Ses créations plaçaient la femme au coeur. Des tenues parfois excentriques, mais toujours confortables et empruntes d’une élégance irremplaçable, qui portaient un objectif clair : donner confiance en elle à la femme qui la porterait, la rendre belle, lui donner ce dont elle à besoin. La rendre heureuse à travers la mode. Son désir s’est transformé en réalité, les femmes du monde entier convoitant ses créations presque impossibles à catégoriser, ces vêtements pensés par celai qui avait réussi à dépoussiérer l’une des maisons de couture française les plus anciennes tout en respectant ses codes et valeurs.

 

Un amoureux du véritable monde de la couture

Après son renvoie de chez Lanvin, et suite à ses expérience dans diverses maisons à l’image d’Yves Saint Laurent ou Guy Laroche, Alber Elbaz ne se retrouvait plus dans le monde actuel de la mode. En 2015, après avoir reçu le Prix Fashion Group International, il déclarait « Nous les designers nous avons commencé comme couturiers, nous demandant, que veulent les femmes ? (…) Et maintenant nous sommes des créateurs d’images, nous devons créer le buzz. (…) L’intensité, crier plus fort que les autres, c’est devenu cool, et pas seulement dans la mode. Mais moi je préfère murmurer ». C’est peu-être à ce murmure qu’il aurait souhaité revenir avec la création d’AZ Factory. Une marque qui reprenait des valeurs lui étant chères, mêlant artisanat et technologie, « une mode intelligente qui prête attention ». Véritable retour à zéro pour le créateur, ce projet lancé en janvier dernier était la quintessence d’une mode féminine qui ose, de la couture telle qu’elle se définit initialement, des vêtements faits pour les femmes, et pour qu’elles s’y sentent bien. Si le rêve fut trop court, l’héritage Elbaz lui perdura.

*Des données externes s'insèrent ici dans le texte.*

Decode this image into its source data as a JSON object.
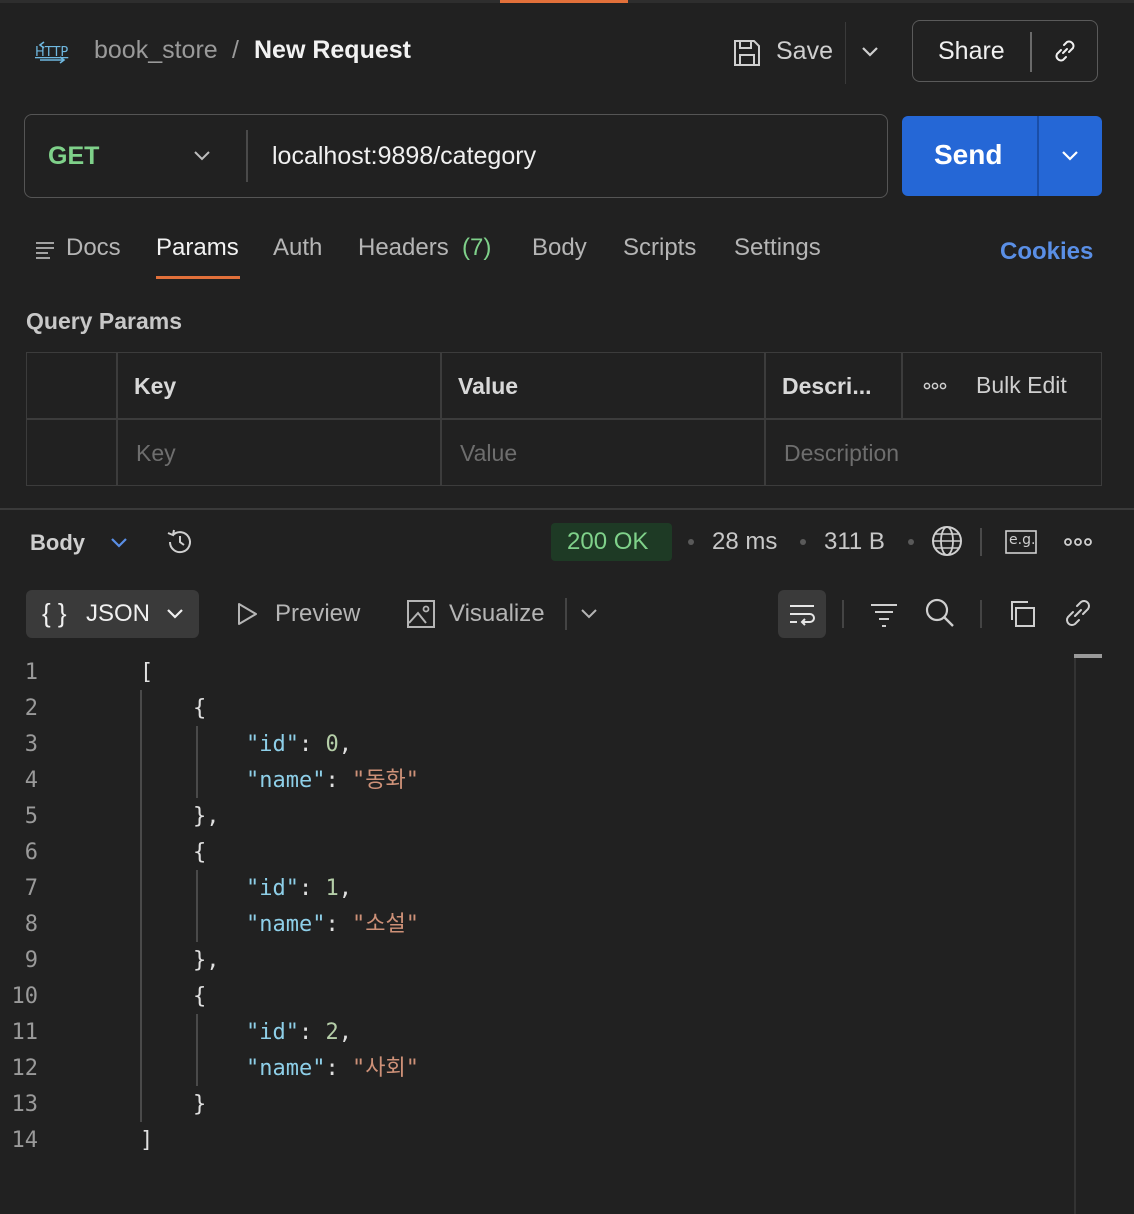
{
  "header": {
    "breadcrumb_collection": "book_store",
    "breadcrumb_separator": "/",
    "request_title": "New Request",
    "save_label": "Save",
    "share_label": "Share"
  },
  "request": {
    "method": "GET",
    "url": "localhost:9898/category",
    "send_label": "Send"
  },
  "tabs": {
    "docs": "Docs",
    "params": "Params",
    "auth": "Auth",
    "headers": "Headers",
    "headers_count": "(7)",
    "body": "Body",
    "scripts": "Scripts",
    "settings": "Settings",
    "cookies": "Cookies",
    "active": "Params"
  },
  "query_params": {
    "title": "Query Params",
    "columns": [
      "Key",
      "Value",
      "Descri..."
    ],
    "bulk_edit": "Bulk Edit",
    "placeholders": {
      "key": "Key",
      "value": "Value",
      "description": "Description"
    }
  },
  "response": {
    "body_label": "Body",
    "status": "200 OK",
    "time": "28 ms",
    "size": "311 B",
    "format_label": "JSON",
    "format_braces": "{ }",
    "preview_label": "Preview",
    "visualize_label": "Visualize",
    "eg_label": "e.g."
  },
  "code_lines": [
    "1",
    "2",
    "3",
    "4",
    "5",
    "6",
    "7",
    "8",
    "9",
    "10",
    "11",
    "12",
    "13",
    "14"
  ],
  "json_body": [
    {
      "id": 0,
      "name": "동화"
    },
    {
      "id": 1,
      "name": "소설"
    },
    {
      "id": 2,
      "name": "사회"
    }
  ],
  "colors": {
    "accent": "#e2703a",
    "send": "#2567d6",
    "get": "#7fd18a",
    "cookies": "#5a8fe6",
    "status_ok": "#7fd18a"
  }
}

Anna Wintour, la rédactrice en chef de Vogue US résume peut-être le mieux ce que cet homme désirait, et quelles étaient ses valeurs. « Alber me disait toujours, ‘je ne suis qu’un couturier’. Et il l’était, si par cela nous comprenons quelqu’un qui désire et est capable de créer quelque chose que les femmes adoreraient porter – et un incroyable instinct pour savoir comment elles se sentiraient en le portant ».  Alber Elbaz était une étoile de la mode. Une étoile sensible et brillante, qui voyait dans la mode ce qu’elle était vraiment. Une étoile qui s’est éteinte trop tôt, et qui avait encore tant à faire briller.